Lawmakers at the March 28 joint hearing pressed regulators and PJM for tools to prevent speculative large‑load projects from inflating demand forecasts and contributing to higher capacity prices.
The problem described: PJM and New Jersey officials said a surge of large‑load entries in interconnection and distribution queues—many tied to proposed data centers and AI facilities—has materially changed load projections for the region. Committee members asked for more public transparency and suggested state gating mechanisms so only projects with demonstrated financial commitment and firm buying contracts feed into statewide and PJM forecasts.
Options discussed
- Financial gating and proof of commercial commitment: Asim Haq (PJM) and several state witnesses identified examples in Ohio and Indiana where states require deposits or firm off‑take agreements for large new loads before those projects appear in official forecasts. - Colocation and transmission treatment: Witnesses noted that data centers collocated behind generator meters may avoid transmission charges and remove generation capacity from the market; the hearing asked FERC, PJM and BPU to clarify treatment of behind‑the‑meter large loads. - Demand‑response and hedging: PJM and experts stressed demand‑response programs and procurement hedges as near‑term tools to blunt price volatility while longer‑term supply is developed.

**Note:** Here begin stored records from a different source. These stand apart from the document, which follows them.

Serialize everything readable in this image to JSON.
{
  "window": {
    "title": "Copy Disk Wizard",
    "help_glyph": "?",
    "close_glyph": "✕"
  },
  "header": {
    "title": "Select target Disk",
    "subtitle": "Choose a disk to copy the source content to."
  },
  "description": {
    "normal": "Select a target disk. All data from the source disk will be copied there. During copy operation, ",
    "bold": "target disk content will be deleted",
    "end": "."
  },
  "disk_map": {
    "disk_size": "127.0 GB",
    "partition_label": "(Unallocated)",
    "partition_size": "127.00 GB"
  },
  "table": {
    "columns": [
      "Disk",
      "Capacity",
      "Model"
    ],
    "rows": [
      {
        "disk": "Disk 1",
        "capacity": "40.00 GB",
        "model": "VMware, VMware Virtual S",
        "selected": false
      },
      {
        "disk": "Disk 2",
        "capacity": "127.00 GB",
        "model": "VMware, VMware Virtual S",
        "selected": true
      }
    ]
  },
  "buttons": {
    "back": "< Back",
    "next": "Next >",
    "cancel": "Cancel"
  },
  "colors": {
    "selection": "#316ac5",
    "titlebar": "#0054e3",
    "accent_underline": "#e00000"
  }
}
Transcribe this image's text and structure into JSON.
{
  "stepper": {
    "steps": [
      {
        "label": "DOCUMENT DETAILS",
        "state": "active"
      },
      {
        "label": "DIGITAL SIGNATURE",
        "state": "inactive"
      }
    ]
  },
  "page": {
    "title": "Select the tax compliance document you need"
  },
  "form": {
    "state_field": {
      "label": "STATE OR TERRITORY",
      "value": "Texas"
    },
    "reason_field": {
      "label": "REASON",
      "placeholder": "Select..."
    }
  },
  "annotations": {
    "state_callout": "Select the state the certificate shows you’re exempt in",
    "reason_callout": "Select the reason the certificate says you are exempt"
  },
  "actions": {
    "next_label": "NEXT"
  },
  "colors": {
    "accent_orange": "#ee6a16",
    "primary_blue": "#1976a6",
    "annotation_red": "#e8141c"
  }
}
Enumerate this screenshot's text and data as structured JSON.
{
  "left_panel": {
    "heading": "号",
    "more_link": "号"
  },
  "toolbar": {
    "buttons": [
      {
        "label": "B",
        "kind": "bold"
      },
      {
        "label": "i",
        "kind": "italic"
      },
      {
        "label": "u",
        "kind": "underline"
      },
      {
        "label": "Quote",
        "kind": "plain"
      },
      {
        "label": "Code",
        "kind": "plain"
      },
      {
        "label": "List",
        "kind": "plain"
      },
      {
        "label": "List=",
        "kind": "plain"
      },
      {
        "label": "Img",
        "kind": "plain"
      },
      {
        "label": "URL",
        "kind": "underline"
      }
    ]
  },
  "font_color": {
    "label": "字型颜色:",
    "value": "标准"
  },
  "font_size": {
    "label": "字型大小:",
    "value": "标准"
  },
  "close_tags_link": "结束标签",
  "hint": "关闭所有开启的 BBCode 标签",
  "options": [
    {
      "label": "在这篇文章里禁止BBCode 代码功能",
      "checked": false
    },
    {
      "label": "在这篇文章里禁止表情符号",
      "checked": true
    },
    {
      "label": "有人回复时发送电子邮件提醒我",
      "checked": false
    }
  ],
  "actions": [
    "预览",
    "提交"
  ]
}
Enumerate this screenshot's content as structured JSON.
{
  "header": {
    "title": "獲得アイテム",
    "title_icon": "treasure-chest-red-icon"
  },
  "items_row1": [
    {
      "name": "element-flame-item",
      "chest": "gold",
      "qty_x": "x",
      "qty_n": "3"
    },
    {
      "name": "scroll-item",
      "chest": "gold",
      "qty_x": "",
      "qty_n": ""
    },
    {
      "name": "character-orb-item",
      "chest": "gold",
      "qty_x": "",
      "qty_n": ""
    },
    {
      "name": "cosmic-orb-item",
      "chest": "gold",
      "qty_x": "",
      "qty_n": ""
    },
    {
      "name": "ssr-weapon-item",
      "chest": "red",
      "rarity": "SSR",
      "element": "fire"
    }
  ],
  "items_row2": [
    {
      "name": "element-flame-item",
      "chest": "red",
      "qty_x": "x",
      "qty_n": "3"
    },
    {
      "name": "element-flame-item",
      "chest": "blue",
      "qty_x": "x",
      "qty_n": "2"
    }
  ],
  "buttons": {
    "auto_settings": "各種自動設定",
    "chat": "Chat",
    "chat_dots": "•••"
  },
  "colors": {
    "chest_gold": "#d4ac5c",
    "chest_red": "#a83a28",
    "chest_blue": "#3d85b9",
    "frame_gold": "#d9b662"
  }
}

Why legislators pressed the point
Several members said they need stronger rules to avoid “phantom demand” that can produce auction price signals and lead to preemptive rate increases. They asked the state to consider legislative gating rules or require larger developers to post deposits or demonstrate long‑term customer contracts before their load is treated as firm in forecasting models.
Bottom line
Multiple experts at the hearing urged cross‑state cooperation: because PJM is a multi‑state grid, forecasting and gating policies will be more effective if adopted regionally rather than by a single state. Lawmakers said they would examine state‑level gating measures and ask BPU and Rate Counsel to model potential benefits.